Der New Yorker Bürgermeister Rudolph Giuliani sagte nach einer Besichtigung der Absturzstelle im Stadtteil Queens: "Ich glaube nicht, dass es Überlebende gibt." An Bord des verunglückten Airbus A300-600 der Fluggesellschaft American Airlines waren nach offiziellen Angaben 251 Passagiere und neun Besatzungsmitglieder. Die Fluggesellschaft hatte zunächst von 246 Passagieren gesprochen, die Zahl aber später korrigiert. Bei den weiteren Opfern handelt es sich um Kinder, die auf den Schößen ihrer Eltern saßen.

Der Airbus A300-600 der Fluggesellschaft American Airlines war um 9.14 Uhr Ortszeit auf dem New Yorker John-F.-Kennedy-Flughafen gestartet. Drei Minuten später stürzte die Maschine über dem direkt an der Küste gelegenen Ortsteil Rockaway des New Yorker Stadtteils Queens ab. Die Maschine mit der Flugnummer AA 587 war auf dem Weg von New York in die Hauptstadt der Dominikanische Republik, Santo Domingo. Der dominikanische Präsident Hipólito Mejía sagte, an Bord der Unglücksmaschine seien etwa 150 Passagiere aus seinem Land gewesen.

Heck der Maschine aus dem Meer geborgen

Flugzeugabsturz in Queens: Feuersbrunst am Rockaway
AP

Flugzeugabsturz in Queens: Feuersbrunst am Rockaway

Der Airbus ist nach Angaben von Bürgermeister Rudolph Giuliani in mehrere Teile zerbrochen. Vier Teile, darunter ein Triebwerk, seien über dem Stadtteil Queens niedergegangen. Ein Teil eines Flügels sei über dem Meer in der Jamaica Bay abgestürzt. Das Heck der Maschine wurde am Nachmittag aus dem Wasser geborgen.

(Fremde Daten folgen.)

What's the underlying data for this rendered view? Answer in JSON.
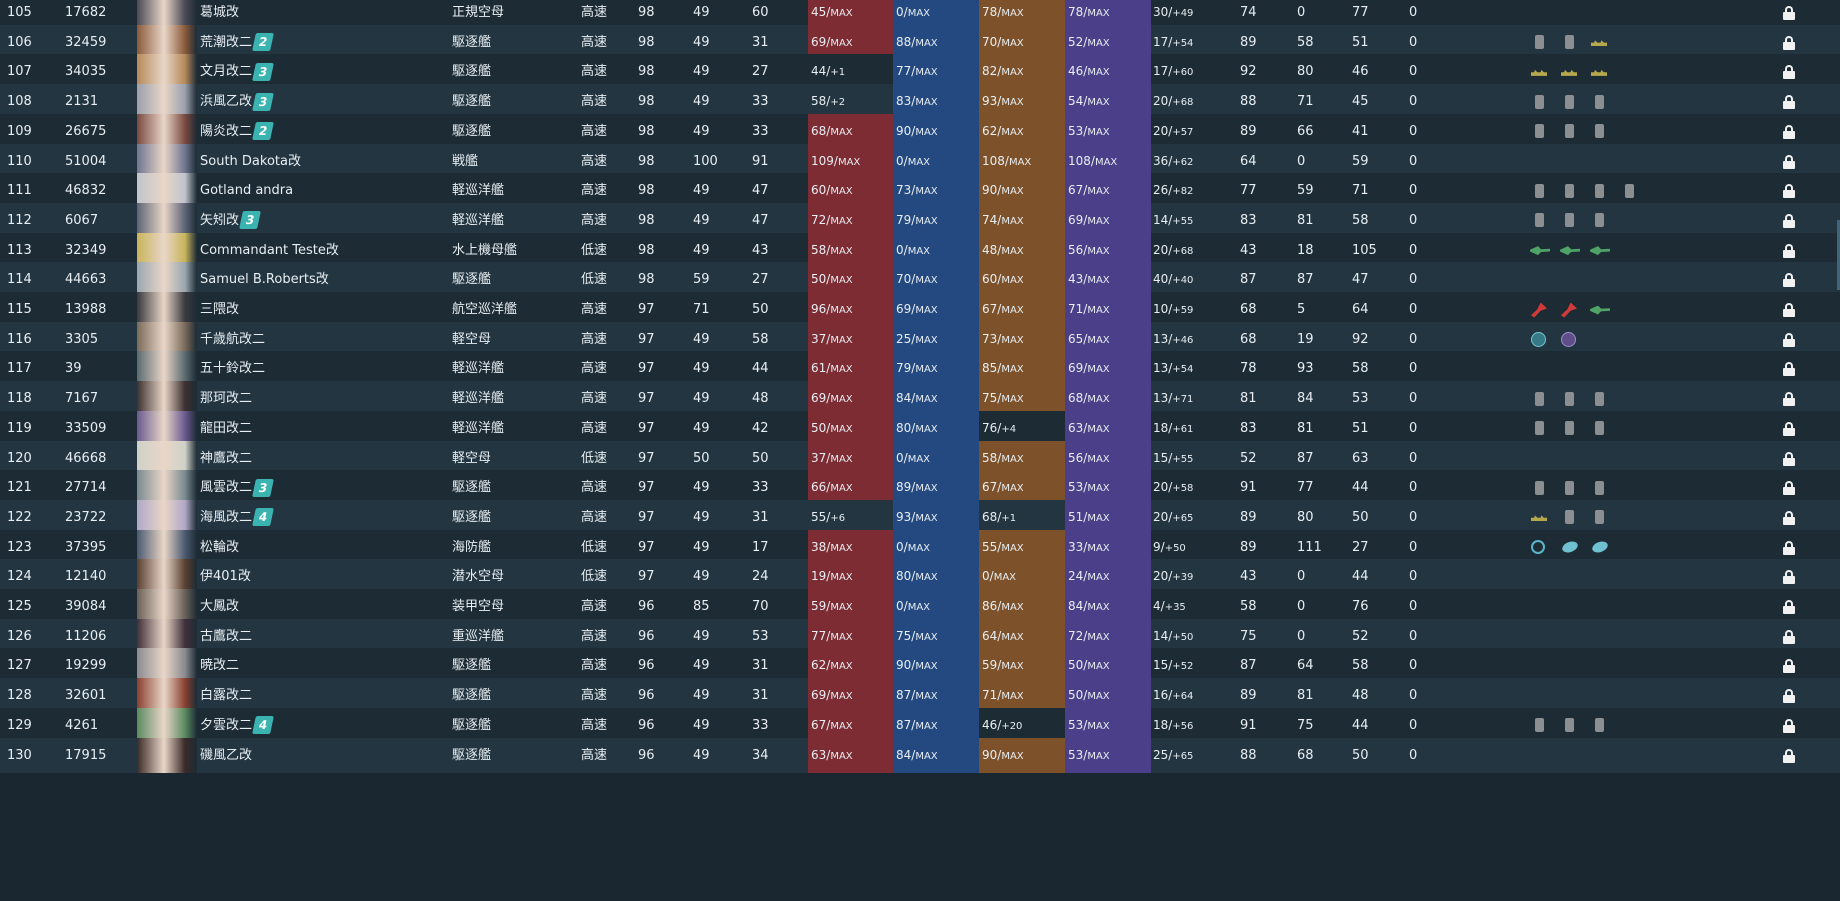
{
  "colors": {
    "firepower_max": "#7c2c32",
    "torpedo_max": "#244981",
    "antiair_max": "#7d522a",
    "armor_max": "#4b3f89",
    "not_max": "#1d2b35",
    "rank_badge": "#3bb3b0"
  },
  "max_suffix": "MAX",
  "rows": [
    {
      "num": "105",
      "id": "17682",
      "name": "葛城改",
      "rank": "",
      "type": "正規空母",
      "speed": "高速",
      "lv": "98",
      "luck": "49",
      "ev": "60",
      "fp": {
        "v": "45/",
        "s": "MAX",
        "max": true
      },
      "tp": {
        "v": "0/",
        "s": "MAX",
        "max": true
      },
      "aa": {
        "v": "78/",
        "s": "MAX",
        "max": true
      },
      "ar": {
        "v": "78/",
        "s": "MAX",
        "max": true
      },
      "hp": {
        "v": "30/",
        "s": "+49"
      },
      "asw": "74",
      "los": "0",
      "ev2": "77",
      "zero": "0",
      "equips": []
    },
    {
      "num": "106",
      "id": "32459",
      "name": "荒潮改二",
      "rank": "2",
      "type": "駆逐艦",
      "speed": "高速",
      "lv": "98",
      "luck": "49",
      "ev": "31",
      "fp": {
        "v": "69/",
        "s": "MAX",
        "max": true
      },
      "tp": {
        "v": "88/",
        "s": "MAX",
        "max": true
      },
      "aa": {
        "v": "70/",
        "s": "MAX",
        "max": true
      },
      "ar": {
        "v": "52/",
        "s": "MAX",
        "max": true
      },
      "hp": {
        "v": "17/",
        "s": "+54"
      },
      "asw": "89",
      "los": "58",
      "ev2": "51",
      "zero": "0",
      "equips": [
        "can",
        "can",
        "radar"
      ]
    },
    {
      "num": "107",
      "id": "34035",
      "name": "文月改二",
      "rank": "3",
      "type": "駆逐艦",
      "speed": "高速",
      "lv": "98",
      "luck": "49",
      "ev": "27",
      "fp": {
        "v": "44/",
        "s": "+1",
        "max": false
      },
      "tp": {
        "v": "77/",
        "s": "MAX",
        "max": true
      },
      "aa": {
        "v": "82/",
        "s": "MAX",
        "max": true
      },
      "ar": {
        "v": "46/",
        "s": "MAX",
        "max": true
      },
      "hp": {
        "v": "17/",
        "s": "+60"
      },
      "asw": "92",
      "los": "80",
      "ev2": "46",
      "zero": "0",
      "equips": [
        "radar",
        "radar",
        "radar"
      ]
    },
    {
      "num": "108",
      "id": "2131",
      "name": "浜風乙改",
      "rank": "3",
      "type": "駆逐艦",
      "speed": "高速",
      "lv": "98",
      "luck": "49",
      "ev": "33",
      "fp": {
        "v": "58/",
        "s": "+2",
        "max": false
      },
      "tp": {
        "v": "83/",
        "s": "MAX",
        "max": true
      },
      "aa": {
        "v": "93/",
        "s": "MAX",
        "max": true
      },
      "ar": {
        "v": "54/",
        "s": "MAX",
        "max": true
      },
      "hp": {
        "v": "20/",
        "s": "+68"
      },
      "asw": "88",
      "los": "71",
      "ev2": "45",
      "zero": "0",
      "equips": [
        "can",
        "can",
        "can"
      ]
    },
    {
      "num": "109",
      "id": "26675",
      "name": "陽炎改二",
      "rank": "2",
      "type": "駆逐艦",
      "speed": "高速",
      "lv": "98",
      "luck": "49",
      "ev": "33",
      "fp": {
        "v": "68/",
        "s": "MAX",
        "max": true
      },
      "tp": {
        "v": "90/",
        "s": "MAX",
        "max": true
      },
      "aa": {
        "v": "62/",
        "s": "MAX",
        "max": true
      },
      "ar": {
        "v": "53/",
        "s": "MAX",
        "max": true
      },
      "hp": {
        "v": "20/",
        "s": "+57"
      },
      "asw": "89",
      "los": "66",
      "ev2": "41",
      "zero": "0",
      "equips": [
        "can",
        "can",
        "can"
      ]
    },
    {
      "num": "110",
      "id": "51004",
      "name": "South Dakota改",
      "rank": "",
      "type": "戦艦",
      "speed": "高速",
      "lv": "98",
      "luck": "100",
      "ev": "91",
      "fp": {
        "v": "109/",
        "s": "MAX",
        "max": true
      },
      "tp": {
        "v": "0/",
        "s": "MAX",
        "max": true
      },
      "aa": {
        "v": "108/",
        "s": "MAX",
        "max": true
      },
      "ar": {
        "v": "108/",
        "s": "MAX",
        "max": true
      },
      "hp": {
        "v": "36/",
        "s": "+62"
      },
      "asw": "64",
      "los": "0",
      "ev2": "59",
      "zero": "0",
      "equips": []
    },
    {
      "num": "111",
      "id": "46832",
      "name": "Gotland andra",
      "rank": "",
      "type": "軽巡洋艦",
      "speed": "高速",
      "lv": "98",
      "luck": "49",
      "ev": "47",
      "fp": {
        "v": "60/",
        "s": "MAX",
        "max": true
      },
      "tp": {
        "v": "73/",
        "s": "MAX",
        "max": true
      },
      "aa": {
        "v": "90/",
        "s": "MAX",
        "max": true
      },
      "ar": {
        "v": "67/",
        "s": "MAX",
        "max": true
      },
      "hp": {
        "v": "26/",
        "s": "+82"
      },
      "asw": "77",
      "los": "59",
      "ev2": "71",
      "zero": "0",
      "equips": [
        "can",
        "can",
        "can",
        "can"
      ]
    },
    {
      "num": "112",
      "id": "6067",
      "name": "矢矧改",
      "rank": "3",
      "type": "軽巡洋艦",
      "speed": "高速",
      "lv": "98",
      "luck": "49",
      "ev": "47",
      "fp": {
        "v": "72/",
        "s": "MAX",
        "max": true
      },
      "tp": {
        "v": "79/",
        "s": "MAX",
        "max": true
      },
      "aa": {
        "v": "74/",
        "s": "MAX",
        "max": true
      },
      "ar": {
        "v": "69/",
        "s": "MAX",
        "max": true
      },
      "hp": {
        "v": "14/",
        "s": "+55"
      },
      "asw": "83",
      "los": "81",
      "ev2": "58",
      "zero": "0",
      "equips": [
        "can",
        "can",
        "can"
      ]
    },
    {
      "num": "113",
      "id": "32349",
      "name": "Commandant Teste改",
      "rank": "",
      "type": "水上機母艦",
      "speed": "低速",
      "lv": "98",
      "luck": "49",
      "ev": "43",
      "fp": {
        "v": "58/",
        "s": "MAX",
        "max": true
      },
      "tp": {
        "v": "0/",
        "s": "MAX",
        "max": true
      },
      "aa": {
        "v": "48/",
        "s": "MAX",
        "max": true
      },
      "ar": {
        "v": "56/",
        "s": "MAX",
        "max": true
      },
      "hp": {
        "v": "20/",
        "s": "+68"
      },
      "asw": "43",
      "los": "18",
      "ev2": "105",
      "zero": "0",
      "equips": [
        "plane-g",
        "plane-g",
        "plane-g"
      ]
    },
    {
      "num": "114",
      "id": "44663",
      "name": "Samuel B.Roberts改",
      "rank": "",
      "type": "駆逐艦",
      "speed": "低速",
      "lv": "98",
      "luck": "59",
      "ev": "27",
      "fp": {
        "v": "50/",
        "s": "MAX",
        "max": true
      },
      "tp": {
        "v": "70/",
        "s": "MAX",
        "max": true
      },
      "aa": {
        "v": "60/",
        "s": "MAX",
        "max": true
      },
      "ar": {
        "v": "43/",
        "s": "MAX",
        "max": true
      },
      "hp": {
        "v": "40/",
        "s": "+40"
      },
      "asw": "87",
      "los": "87",
      "ev2": "47",
      "zero": "0",
      "equips": []
    },
    {
      "num": "115",
      "id": "13988",
      "name": "三隈改",
      "rank": "",
      "type": "航空巡洋艦",
      "speed": "高速",
      "lv": "97",
      "luck": "71",
      "ev": "50",
      "fp": {
        "v": "96/",
        "s": "MAX",
        "max": true
      },
      "tp": {
        "v": "69/",
        "s": "MAX",
        "max": true
      },
      "aa": {
        "v": "67/",
        "s": "MAX",
        "max": true
      },
      "ar": {
        "v": "71/",
        "s": "MAX",
        "max": true
      },
      "hp": {
        "v": "10/",
        "s": "+59"
      },
      "asw": "68",
      "los": "5",
      "ev2": "64",
      "zero": "0",
      "equips": [
        "plane-r",
        "plane-r",
        "plane-g"
      ]
    },
    {
      "num": "116",
      "id": "3305",
      "name": "千歳航改二",
      "rank": "",
      "type": "軽空母",
      "speed": "高速",
      "lv": "97",
      "luck": "49",
      "ev": "58",
      "fp": {
        "v": "37/",
        "s": "MAX",
        "max": true
      },
      "tp": {
        "v": "25/",
        "s": "MAX",
        "max": true
      },
      "aa": {
        "v": "73/",
        "s": "MAX",
        "max": true
      },
      "ar": {
        "v": "65/",
        "s": "MAX",
        "max": true
      },
      "hp": {
        "v": "13/",
        "s": "+46"
      },
      "asw": "68",
      "los": "19",
      "ev2": "92",
      "zero": "0",
      "equips": [
        "chip-g",
        "chip-p"
      ]
    },
    {
      "num": "117",
      "id": "39",
      "name": "五十鈴改二",
      "rank": "",
      "type": "軽巡洋艦",
      "speed": "高速",
      "lv": "97",
      "luck": "49",
      "ev": "44",
      "fp": {
        "v": "61/",
        "s": "MAX",
        "max": true
      },
      "tp": {
        "v": "79/",
        "s": "MAX",
        "max": true
      },
      "aa": {
        "v": "85/",
        "s": "MAX",
        "max": true
      },
      "ar": {
        "v": "69/",
        "s": "MAX",
        "max": true
      },
      "hp": {
        "v": "13/",
        "s": "+54"
      },
      "asw": "78",
      "los": "93",
      "ev2": "58",
      "zero": "0",
      "equips": []
    },
    {
      "num": "118",
      "id": "7167",
      "name": "那珂改二",
      "rank": "",
      "type": "軽巡洋艦",
      "speed": "高速",
      "lv": "97",
      "luck": "49",
      "ev": "48",
      "fp": {
        "v": "69/",
        "s": "MAX",
        "max": true
      },
      "tp": {
        "v": "84/",
        "s": "MAX",
        "max": true
      },
      "aa": {
        "v": "75/",
        "s": "MAX",
        "max": true
      },
      "ar": {
        "v": "68/",
        "s": "MAX",
        "max": true
      },
      "hp": {
        "v": "13/",
        "s": "+71"
      },
      "asw": "81",
      "los": "84",
      "ev2": "53",
      "zero": "0",
      "equips": [
        "can",
        "can",
        "can"
      ]
    },
    {
      "num": "119",
      "id": "33509",
      "name": "龍田改二",
      "rank": "",
      "type": "軽巡洋艦",
      "speed": "高速",
      "lv": "97",
      "luck": "49",
      "ev": "42",
      "fp": {
        "v": "50/",
        "s": "MAX",
        "max": true
      },
      "tp": {
        "v": "80/",
        "s": "MAX",
        "max": true
      },
      "aa": {
        "v": "76/",
        "s": "+4",
        "max": false
      },
      "ar": {
        "v": "63/",
        "s": "MAX",
        "max": true
      },
      "hp": {
        "v": "18/",
        "s": "+61"
      },
      "asw": "83",
      "los": "81",
      "ev2": "51",
      "zero": "0",
      "equips": [
        "can",
        "can",
        "can"
      ]
    },
    {
      "num": "120",
      "id": "46668",
      "name": "神鷹改二",
      "rank": "",
      "type": "軽空母",
      "speed": "低速",
      "lv": "97",
      "luck": "50",
      "ev": "50",
      "fp": {
        "v": "37/",
        "s": "MAX",
        "max": true
      },
      "tp": {
        "v": "0/",
        "s": "MAX",
        "max": true
      },
      "aa": {
        "v": "58/",
        "s": "MAX",
        "max": true
      },
      "ar": {
        "v": "56/",
        "s": "MAX",
        "max": true
      },
      "hp": {
        "v": "15/",
        "s": "+55"
      },
      "asw": "52",
      "los": "87",
      "ev2": "63",
      "zero": "0",
      "equips": []
    },
    {
      "num": "121",
      "id": "27714",
      "name": "風雲改二",
      "rank": "3",
      "type": "駆逐艦",
      "speed": "高速",
      "lv": "97",
      "luck": "49",
      "ev": "33",
      "fp": {
        "v": "66/",
        "s": "MAX",
        "max": true
      },
      "tp": {
        "v": "89/",
        "s": "MAX",
        "max": true
      },
      "aa": {
        "v": "67/",
        "s": "MAX",
        "max": true
      },
      "ar": {
        "v": "53/",
        "s": "MAX",
        "max": true
      },
      "hp": {
        "v": "20/",
        "s": "+58"
      },
      "asw": "91",
      "los": "77",
      "ev2": "44",
      "zero": "0",
      "equips": [
        "can",
        "can",
        "can"
      ]
    },
    {
      "num": "122",
      "id": "23722",
      "name": "海風改二",
      "rank": "4",
      "type": "駆逐艦",
      "speed": "高速",
      "lv": "97",
      "luck": "49",
      "ev": "31",
      "fp": {
        "v": "55/",
        "s": "+6",
        "max": false
      },
      "tp": {
        "v": "93/",
        "s": "MAX",
        "max": true
      },
      "aa": {
        "v": "68/",
        "s": "+1",
        "max": false
      },
      "ar": {
        "v": "51/",
        "s": "MAX",
        "max": true
      },
      "hp": {
        "v": "20/",
        "s": "+65"
      },
      "asw": "89",
      "los": "80",
      "ev2": "50",
      "zero": "0",
      "equips": [
        "radar",
        "can",
        "can"
      ]
    },
    {
      "num": "123",
      "id": "37395",
      "name": "松輪改",
      "rank": "",
      "type": "海防艦",
      "speed": "低速",
      "lv": "97",
      "luck": "49",
      "ev": "17",
      "fp": {
        "v": "38/",
        "s": "MAX",
        "max": true
      },
      "tp": {
        "v": "0/",
        "s": "MAX",
        "max": true
      },
      "aa": {
        "v": "55/",
        "s": "MAX",
        "max": true
      },
      "ar": {
        "v": "33/",
        "s": "MAX",
        "max": true
      },
      "hp": {
        "v": "9/",
        "s": "+50"
      },
      "asw": "89",
      "los": "111",
      "ev2": "27",
      "zero": "0",
      "equips": [
        "sonar",
        "dc",
        "dc"
      ]
    },
    {
      "num": "124",
      "id": "12140",
      "name": "伊401改",
      "rank": "",
      "type": "潜水空母",
      "speed": "低速",
      "lv": "97",
      "luck": "49",
      "ev": "24",
      "fp": {
        "v": "19/",
        "s": "MAX",
        "max": true
      },
      "tp": {
        "v": "80/",
        "s": "MAX",
        "max": true
      },
      "aa": {
        "v": "0/",
        "s": "MAX",
        "max": true
      },
      "ar": {
        "v": "24/",
        "s": "MAX",
        "max": true
      },
      "hp": {
        "v": "20/",
        "s": "+39"
      },
      "asw": "43",
      "los": "0",
      "ev2": "44",
      "zero": "0",
      "equips": []
    },
    {
      "num": "125",
      "id": "39084",
      "name": "大鳳改",
      "rank": "",
      "type": "装甲空母",
      "speed": "高速",
      "lv": "96",
      "luck": "85",
      "ev": "70",
      "fp": {
        "v": "59/",
        "s": "MAX",
        "max": true
      },
      "tp": {
        "v": "0/",
        "s": "MAX",
        "max": true
      },
      "aa": {
        "v": "86/",
        "s": "MAX",
        "max": true
      },
      "ar": {
        "v": "84/",
        "s": "MAX",
        "max": true
      },
      "hp": {
        "v": "4/",
        "s": "+35"
      },
      "asw": "58",
      "los": "0",
      "ev2": "76",
      "zero": "0",
      "equips": []
    },
    {
      "num": "126",
      "id": "11206",
      "name": "古鷹改二",
      "rank": "",
      "type": "重巡洋艦",
      "speed": "高速",
      "lv": "96",
      "luck": "49",
      "ev": "53",
      "fp": {
        "v": "77/",
        "s": "MAX",
        "max": true
      },
      "tp": {
        "v": "75/",
        "s": "MAX",
        "max": true
      },
      "aa": {
        "v": "64/",
        "s": "MAX",
        "max": true
      },
      "ar": {
        "v": "72/",
        "s": "MAX",
        "max": true
      },
      "hp": {
        "v": "14/",
        "s": "+50"
      },
      "asw": "75",
      "los": "0",
      "ev2": "52",
      "zero": "0",
      "equips": []
    },
    {
      "num": "127",
      "id": "19299",
      "name": "暁改二",
      "rank": "",
      "type": "駆逐艦",
      "speed": "高速",
      "lv": "96",
      "luck": "49",
      "ev": "31",
      "fp": {
        "v": "62/",
        "s": "MAX",
        "max": true
      },
      "tp": {
        "v": "90/",
        "s": "MAX",
        "max": true
      },
      "aa": {
        "v": "59/",
        "s": "MAX",
        "max": true
      },
      "ar": {
        "v": "50/",
        "s": "MAX",
        "max": true
      },
      "hp": {
        "v": "15/",
        "s": "+52"
      },
      "asw": "87",
      "los": "64",
      "ev2": "58",
      "zero": "0",
      "equips": []
    },
    {
      "num": "128",
      "id": "32601",
      "name": "白露改二",
      "rank": "",
      "type": "駆逐艦",
      "speed": "高速",
      "lv": "96",
      "luck": "49",
      "ev": "31",
      "fp": {
        "v": "69/",
        "s": "MAX",
        "max": true
      },
      "tp": {
        "v": "87/",
        "s": "MAX",
        "max": true
      },
      "aa": {
        "v": "71/",
        "s": "MAX",
        "max": true
      },
      "ar": {
        "v": "50/",
        "s": "MAX",
        "max": true
      },
      "hp": {
        "v": "16/",
        "s": "+64"
      },
      "asw": "89",
      "los": "81",
      "ev2": "48",
      "zero": "0",
      "equips": []
    },
    {
      "num": "129",
      "id": "4261",
      "name": "夕雲改二",
      "rank": "4",
      "type": "駆逐艦",
      "speed": "高速",
      "lv": "96",
      "luck": "49",
      "ev": "33",
      "fp": {
        "v": "67/",
        "s": "MAX",
        "max": true
      },
      "tp": {
        "v": "87/",
        "s": "MAX",
        "max": true
      },
      "aa": {
        "v": "46/",
        "s": "+20",
        "max": false
      },
      "ar": {
        "v": "53/",
        "s": "MAX",
        "max": true
      },
      "hp": {
        "v": "18/",
        "s": "+56"
      },
      "asw": "91",
      "los": "75",
      "ev2": "44",
      "zero": "0",
      "equips": [
        "can",
        "can",
        "can"
      ]
    },
    {
      "num": "130",
      "id": "17915",
      "name": "磯風乙改",
      "rank": "",
      "type": "駆逐艦",
      "speed": "高速",
      "lv": "96",
      "luck": "49",
      "ev": "34",
      "fp": {
        "v": "63/",
        "s": "MAX",
        "max": true
      },
      "tp": {
        "v": "84/",
        "s": "MAX",
        "max": true
      },
      "aa": {
        "v": "90/",
        "s": "MAX",
        "max": true
      },
      "ar": {
        "v": "53/",
        "s": "MAX",
        "max": true
      },
      "hp": {
        "v": "25/",
        "s": "+65"
      },
      "asw": "88",
      "los": "68",
      "ev2": "50",
      "zero": "0",
      "equips": []
    }
  ]
}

Giuliani rief die seit den Anschlägen vom 11. September nervöse New Yorker Bevölkerung auf, keine voreiligen Schlüsse zu ziehen. Die Menschen sollten das Ergebnis der Untersuchung abwarten und ihr Leben ganz normal weiterführen. Der Noch-Bürgermeister sprach davon, die Stadt sei ein weiteres Mal einer schweren Prüfung unterzogen. Sie werde jedoch auch diese Prüfung bestehen.

Augenzeugen: "Explosion in der Luft"

Nach dem Absturz berichteten mehrere Augenzeugen, dass einzelne Trümmer vom Himmel gefallen seien. Andere sprachen von einer Explosion auf der rechten Seite des Flugzeuges.

Queens: Absturz im Vorort Rockaway
SPIEGEL ONLINE

Queens: Absturz im Vorort Rockaway

Bei der abgestürzten Maschine handelte es sich nach Angaben von American Airlines um einen 13 Jahre alten Airbus 300-600. Das linke Triebwerk, das nach bisherigen Erkenntnissen versagte, wurde erst kürzlich gewartet.

Die Absturzstelle war stundenlang in dichten Qualm gehüllt. Insgesamt waren an den Bergungsarbeiten über tausend Rettungskräfte, Feuerwehrleute und Polizisten beteiligt. Dutzende Feuerwehrfahrzeuge waren vor Ort, um die Brände einzudämmen.

Die Unglücksstelle befindet sich am äußersten Rand des Stadtteils Queens auf Long Island. Einer Gegend, die von kleineren mehrstöckigen Gebäuden und Einfamilienhäusern dominiert wird. Wegen des "Veterans Day", eines Gedenktages an die Toten der Kriege, waren ungewöhnlich viele Menschen zu Hause.